Era il 2016 e per la terza edizione della Red Bull Epic Rise era necessario trovare qualcosa che non facesse rimpiangere il SI Piaggio verde rana.


Un mezzo, Crazy Frog, cavalcato da un non più giovane pilota abbigliato con sembianze, casco compreso, da batrace che aveva in effetti colpito gli astanti all’edizione 2015 della suddetta manifestazione.

Il fatto che avessi un Ciao nero con le ruote in lega bianche ha scatenato la fantasia e così ecco nascere “Calimero”.
Per il motorino è bastato in effetti poco, un corto parafango anteriore colorato di giallo a imitare il becco, una tabella porta numero con l’iconica scritta “Ma è un’ingiustizia…", un bastone con legato un sacchetto rosso come bagaglio e un fiore di peluche di abbellimento.
Non serviva altro al piccolo Moped in configurazione assolutamente originale per sfidare, con poche speranze ma tanta goliardia, la salita quasi impossibile del Ciglione della Malpensa.

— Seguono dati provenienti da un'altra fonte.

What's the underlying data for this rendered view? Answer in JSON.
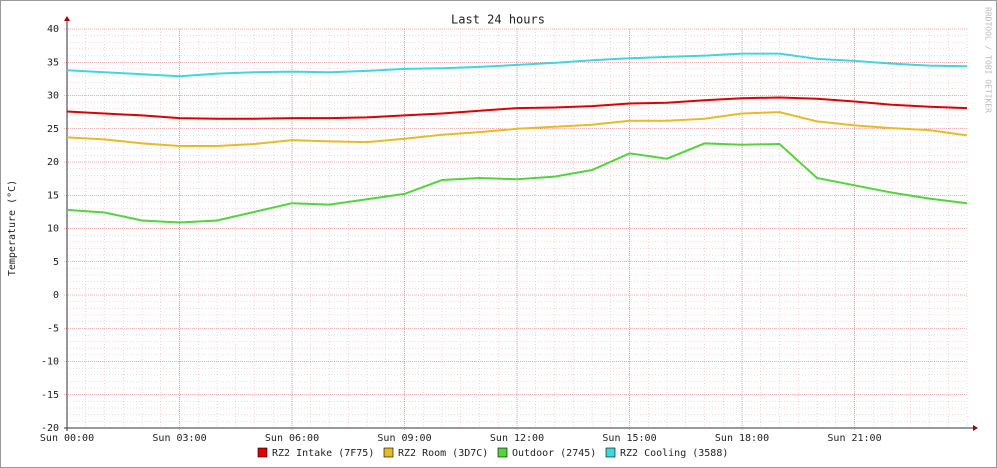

Anche per il Pilota non ci voleva molto, bastava vestirsi di nero…già, sarebbe forse bastato, ma l’intervento di un’amica, complice di tutti i travestimenti folli, ha superato ogni aspettativa realizzando un guscio in cartapesta che andava a coprire il casco omologato; non solo sul bordo inferiore della visiera il tocco finale con l’applicazione di un becco giallo in posizione perfetta per completare l’opera.
Un complesso Pilota/mezzo che ha riscosso particolare successo ad una Monferraglia nel 2015 e alla Epic Rise del 2016 e poi ad un'altra Monferraglia nello stesso anno, per poi finire nel memorabilia del box tra i cimeli di mille vaccate.

Ecco che il risveglio però è stato necessario per partecipare alla Crazy Ride in memoria di Giovanni Di Pillo prevista per il Motor Bike Expo 2025.

Poteva mancare? Assolutamente no! Lo spirito era quello giusto e quindi eccolo di nuovo il piccolo Moped con il suo sempre meno giovane, ma sempre più folle, pilota con casco a guscio d’uovo a produrre nuvole di fumo al profumo di miscela al 2% sul piazzale della fiera veronese.

Lui insieme ad altri allegri compari a voler celebrare un ricordo di un grande, indimenticato, giornalista sportivo che ha anche amato giocare con i motorini.

Emozione sotto quel guscio e risate e sorrisi da parte del pubblico, probabilmente Gio ci stava guardando da lassù, sicuramente ha approvato e quasi certamente stava ridendo con noi.